Türkiye’nin uzun yıllardır en büyük problemlerinin başında işsizlik geliyor. Kriterlere Ali Cengiz Oyunu uygulayarak bu her ne kadar düşük gösterilmeye çalışılsa da, son yıllardaki gelişmeler bunu saklanamaz boyuta ulaştırdı. Çünkü gerçekten istihdam yaratılmak adına bir şey yapılmadı.
Fakat korona virüs kapsamında farklı bir faza giren piyasalarla birlikte, işsizliğin tetiklenmesi gerçeği önümüze çıktı. Bu doğrultuda yeni bir taslak hazırlığı duyuruldu. 3 ay boyunca işten çıkarmalar yasaklanacak ve muhtemelen bu geriye dönük de işletilecek. Cumhurbaşkanı kararnamesi ile bu süre 6 aya kadar da uzatılabilecek.
Şimdi bu son derece doğru atılmış bir adım, ama her zamanki plansızlık ve gerçeklerden uzaklaşma yaklaşımı ışığında yine eksik. Şu madalyonun çift tarafına birden bakmayı bir türlü başaramadılar ve başımıza ne geliyorsa da bundan geliyor.

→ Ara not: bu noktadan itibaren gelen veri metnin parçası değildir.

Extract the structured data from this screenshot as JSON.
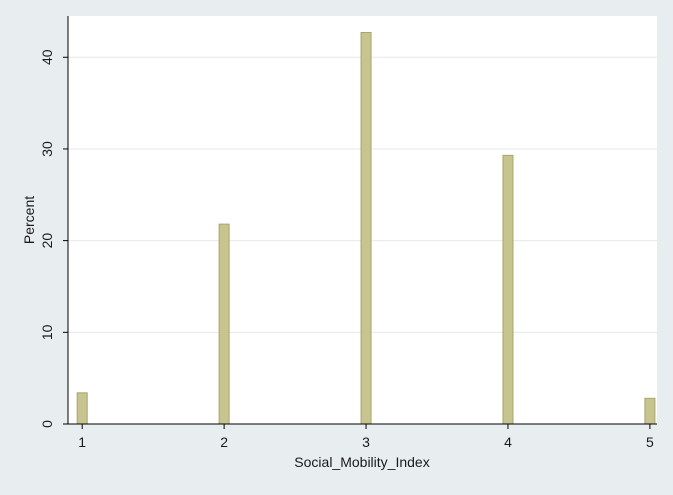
{
  "chart_data": {
    "type": "bar",
    "title": "",
    "xlabel": "Social_Mobility_Index",
    "ylabel": "Percent",
    "x": [
      1,
      2,
      3,
      4,
      5
    ],
    "values": [
      3.4,
      21.8,
      42.7,
      29.3,
      2.8
    ],
    "x_ticks": [
      1,
      2,
      3,
      4,
      5
    ],
    "y_ticks": [
      0,
      10,
      20,
      30,
      40
    ],
    "xlim": [
      0.9,
      5.05
    ],
    "ylim": [
      0,
      44.5
    ],
    "grid": true,
    "bar_color": "#c8c48f",
    "bar_edge_color": "#a8a46c"
  }
}
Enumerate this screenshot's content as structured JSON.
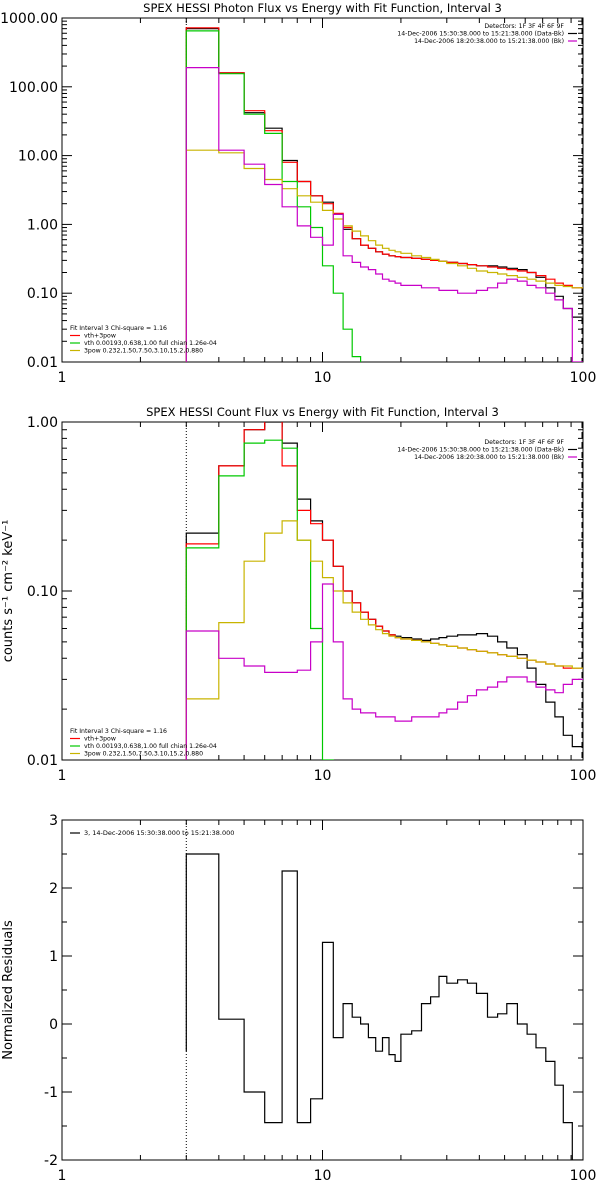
{
  "chart_data": [
    {
      "type": "line",
      "title": "SPEX HESSI Photon Flux vs Energy with Fit Function, Interval 3",
      "xlabel": "",
      "ylabel": "",
      "x_scale": "log",
      "y_scale": "log",
      "xlim": [
        1,
        100
      ],
      "ylim": [
        0.01,
        1000
      ],
      "x_ticks": [
        "1",
        "10",
        "100"
      ],
      "y_ticks": [
        "0.01",
        "0.10",
        "1.00",
        "10.00",
        "100.00",
        "1000.00"
      ],
      "legend_right": [
        "Detectors: 1F 3F 4F 6F 9F",
        "14-Dec-2006 15:30:38.000 to 15:21:38.000 (Data-Bk)",
        "14-Dec-2006 18:20:38.000 to 15:21:38.000 (Bk)"
      ],
      "legend_left": [
        "Fit Interval 3   Chi-square = 1.16",
        "vth+3pow",
        "vth 0.00193,0.638,1.00  full chian 1.26e-04",
        "3pow 0.232,1.50,7.50,3.10,15.2,0.880"
      ],
      "bin_edges": [
        3,
        4,
        5,
        6,
        7,
        8,
        9,
        10,
        11,
        12,
        13,
        14,
        15,
        16,
        17,
        18,
        19,
        20,
        22,
        24,
        26,
        28,
        30,
        33,
        36,
        39,
        43,
        47,
        51,
        56,
        61,
        66,
        72,
        78,
        84,
        91,
        100
      ],
      "series": [
        {
          "name": "Data-Bk",
          "color": "#000000",
          "values": [
            700,
            160,
            42,
            25,
            8.5,
            4.2,
            2.6,
            2.1,
            1.4,
            0.85,
            0.62,
            0.5,
            0.45,
            0.4,
            0.37,
            0.35,
            0.34,
            0.33,
            0.32,
            0.31,
            0.3,
            0.29,
            0.28,
            0.27,
            0.26,
            0.25,
            0.25,
            0.24,
            0.23,
            0.22,
            0.2,
            0.17,
            0.12,
            0.09,
            0.06,
            0.045
          ]
        },
        {
          "name": "vth+3pow",
          "color": "#ff0000",
          "values": [
            720,
            160,
            45,
            23,
            8.0,
            4.2,
            2.6,
            2.0,
            1.45,
            0.9,
            0.62,
            0.5,
            0.45,
            0.4,
            0.37,
            0.35,
            0.34,
            0.33,
            0.32,
            0.31,
            0.3,
            0.29,
            0.28,
            0.27,
            0.26,
            0.25,
            0.24,
            0.23,
            0.22,
            0.21,
            0.2,
            0.18,
            0.16,
            0.14,
            0.13,
            0.12
          ]
        },
        {
          "name": "vth",
          "color": "#00c800",
          "values": [
            650,
            155,
            40,
            21,
            4.2,
            1.8,
            0.9,
            0.25,
            0.1,
            0.03,
            0.012,
            0.006
          ]
        },
        {
          "name": "3pow",
          "color": "#c8b400",
          "values": [
            12,
            11,
            6.5,
            4.5,
            3.3,
            2.6,
            2.1,
            1.6,
            1.2,
            0.95,
            0.8,
            0.68,
            0.58,
            0.5,
            0.45,
            0.42,
            0.4,
            0.38,
            0.35,
            0.33,
            0.31,
            0.29,
            0.27,
            0.25,
            0.23,
            0.21,
            0.2,
            0.19,
            0.18,
            0.17,
            0.16,
            0.15,
            0.14,
            0.13,
            0.125,
            0.12
          ]
        },
        {
          "name": "Bk",
          "color": "#c800c8",
          "values": [
            190,
            12,
            7.5,
            3.8,
            1.8,
            0.95,
            0.65,
            0.5,
            1.4,
            0.35,
            0.28,
            0.24,
            0.22,
            0.19,
            0.16,
            0.15,
            0.14,
            0.13,
            0.13,
            0.12,
            0.12,
            0.11,
            0.11,
            0.1,
            0.1,
            0.11,
            0.12,
            0.14,
            0.16,
            0.15,
            0.13,
            0.12,
            0.1,
            0.08,
            0.06,
            0.01
          ]
        }
      ]
    },
    {
      "type": "line",
      "title": "SPEX HESSI Count Flux vs Energy with Fit Function, Interval 3",
      "xlabel": "",
      "ylabel": "counts s⁻¹ cm⁻² keV⁻¹",
      "x_scale": "log",
      "y_scale": "log",
      "xlim": [
        1,
        100
      ],
      "ylim": [
        0.01,
        1.0
      ],
      "x_ticks": [
        "1",
        "10",
        "100"
      ],
      "y_ticks": [
        "0.01",
        "0.10",
        "1.00"
      ],
      "legend_right": [
        "Detectors: 1F 3F 4F 6F 9F",
        "14-Dec-2006 15:30:38.000 to 15:21:38.000 (Data-Bk)",
        "14-Dec-2006 18:20:38.000 to 15:21:38.000 (Bk)"
      ],
      "legend_left": [
        "Fit Interval 3   Chi-square = 1.16",
        "vth+3pow",
        "vth 0.00193,0.638,1.00  full chian 1.26e-04",
        "3pow 0.232,1.50,7.50,3.10,15.2,0.880"
      ],
      "bin_edges": [
        3,
        4,
        5,
        6,
        7,
        8,
        9,
        10,
        11,
        12,
        13,
        14,
        15,
        16,
        17,
        18,
        19,
        20,
        22,
        24,
        26,
        28,
        30,
        33,
        36,
        39,
        43,
        47,
        51,
        56,
        61,
        66,
        72,
        78,
        84,
        91,
        100
      ],
      "series": [
        {
          "name": "Data-Bk",
          "color": "#000000",
          "values": [
            0.22,
            0.55,
            0.9,
            1.0,
            0.75,
            0.35,
            0.26,
            0.2,
            0.14,
            0.1,
            0.085,
            0.075,
            0.068,
            0.062,
            0.058,
            0.055,
            0.054,
            0.053,
            0.052,
            0.051,
            0.052,
            0.053,
            0.054,
            0.055,
            0.055,
            0.056,
            0.054,
            0.05,
            0.046,
            0.042,
            0.035,
            0.028,
            0.022,
            0.018,
            0.014,
            0.012
          ]
        },
        {
          "name": "vth+3pow",
          "color": "#ff0000",
          "values": [
            0.19,
            0.55,
            0.9,
            1.02,
            0.55,
            0.3,
            0.25,
            0.2,
            0.14,
            0.1,
            0.085,
            0.075,
            0.068,
            0.062,
            0.058,
            0.055,
            0.053,
            0.052,
            0.051,
            0.05,
            0.049,
            0.048,
            0.047,
            0.046,
            0.045,
            0.044,
            0.043,
            0.042,
            0.041,
            0.04,
            0.039,
            0.038,
            0.037,
            0.036,
            0.035,
            0.035
          ]
        },
        {
          "name": "vth",
          "color": "#00c800",
          "values": [
            0.18,
            0.48,
            0.75,
            0.78,
            0.7,
            0.2,
            0.06,
            0.01
          ]
        },
        {
          "name": "3pow",
          "color": "#c8b400",
          "values": [
            0.023,
            0.065,
            0.15,
            0.22,
            0.26,
            0.2,
            0.15,
            0.12,
            0.1,
            0.085,
            0.075,
            0.068,
            0.063,
            0.059,
            0.056,
            0.054,
            0.053,
            0.052,
            0.051,
            0.05,
            0.049,
            0.048,
            0.047,
            0.046,
            0.045,
            0.044,
            0.043,
            0.042,
            0.041,
            0.04,
            0.039,
            0.038,
            0.037,
            0.036,
            0.036,
            0.035
          ]
        },
        {
          "name": "Bk",
          "color": "#c800c8",
          "values": [
            0.058,
            0.04,
            0.036,
            0.033,
            0.033,
            0.034,
            0.05,
            0.11,
            0.05,
            0.023,
            0.02,
            0.019,
            0.019,
            0.018,
            0.018,
            0.018,
            0.017,
            0.017,
            0.018,
            0.018,
            0.018,
            0.019,
            0.02,
            0.022,
            0.024,
            0.026,
            0.027,
            0.029,
            0.031,
            0.031,
            0.029,
            0.027,
            0.026,
            0.025,
            0.028,
            0.03
          ]
        }
      ]
    },
    {
      "type": "line",
      "title": "",
      "xlabel": "",
      "ylabel": "Normalized Residuals",
      "x_scale": "log",
      "y_scale": "linear",
      "xlim": [
        1,
        100
      ],
      "ylim": [
        -2,
        3
      ],
      "x_ticks": [
        "1",
        "10",
        "100"
      ],
      "y_ticks": [
        "-2",
        "-1",
        "0",
        "1",
        "2",
        "3"
      ],
      "legend_left": [
        "3, 14-Dec-2006 15:30:38.000 to 15:21:38.000"
      ],
      "bin_edges": [
        3,
        4,
        5,
        6,
        7,
        8,
        9,
        10,
        11,
        12,
        13,
        14,
        15,
        16,
        17,
        18,
        19,
        20,
        22,
        24,
        26,
        28,
        30,
        33,
        36,
        39,
        43,
        47,
        51,
        56,
        61,
        66,
        72,
        78,
        84,
        91,
        100
      ],
      "series": [
        {
          "name": "3, 14-Dec-2006 15:30:38.000 to 15:21:38.000",
          "color": "#000000",
          "values": [
            2.5,
            0.07,
            -1.0,
            -1.45,
            2.25,
            -1.45,
            -1.1,
            1.2,
            -0.2,
            0.3,
            0.1,
            0.0,
            -0.2,
            -0.4,
            -0.2,
            -0.45,
            -0.55,
            -0.15,
            -0.1,
            0.3,
            0.4,
            0.7,
            0.6,
            0.65,
            0.6,
            0.45,
            0.1,
            0.15,
            0.3,
            0.0,
            -0.15,
            -0.35,
            -0.55,
            -0.9,
            -1.45,
            -2.0
          ]
        }
      ]
    }
  ]
}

Kimin işten çıkarmasının önüne geçebilirsiniz? Hali hazırda faaliyette olan firmanın... Şimdi zaten sıkışmış kuruluşları bir de buradan sıkıştırırsanız olacakları ben söyleyeyim. Firma kapatma başvurularında patlama yaşanır.
Kıdem, vergi ve prim borçlarının ödemesi de ‘yaz tahtaya al haftaya’ sistemine geçer. Kimseyi anayasal olarak zorla müteşebbis yapamayacağınıza göre, insanların iş yerlerini kapatmasını da engelleyemezsiniz.
Bu durumda iki seçenek kalır. Bunlardan birincisi özelleştirme sevdalısı iktidar döneminde, tüm firmaların kamulaştığını görürüz. Yani herkes firmasını devlete devreder. Böylece de sübvanse edilerek o çalışanların işten çıkarılmasının önüne geçilir.
Şimdi ortada bir maliyet oluşur mu? Oluşur... O zaman ekonomi yönetiminin bu meseleyi tek taraflı düşünmemesi gerekir. Yani istihdam kaybını engellerken ve insanların gelir kurgusunu temin ederken, onlara ödeme yapacak olan firmaları da ayakta tutacak önlemleri devre sokmanız gerekir ki, bu da ikinci tercih.
Tüm alacaklarını ve ödemelerini durdurursunuz, istihdam üzerinden de tam maaş esaslı bir desteğe geçersiniz ve bu kredi vermek olmaz. Böylece içinde bulunduğumuz bu süreci istihdam kaybı yaşanmadan atlatabiliriz.
Peki ya sonrası? Bu süreçte de dilimde anlatmaktan tüy biten envanter ve iç tedarik çalışmalarını yapıp, süreç sonunda içten ihtiyacını karşılayan bir reel sektör ile kendi iç dinamiğine para üreten bir yapı kurarsınız.
Böylece yapılan sübvansiyon da ödeme yeteneğine sahip olur. Aksi takdirde ekonomiyi salt yasaklarla yöneterek çözüm değil, daha büyük problemler yaratırsınız. Yasakçı değil, çözümcü bir zihniyete gelmeden de, işten çıkarılmasını önlediğiniz insanları, firmaları kapanacağı için kalıcı biçimde işsiz bırakırsınız.
Bilmem anlatabildim mi? Biraz günlük düşünmekten vazgeçin artık. Zira verdiğiniz hasar bu dönemlerde her zamankinden büyük oluyor.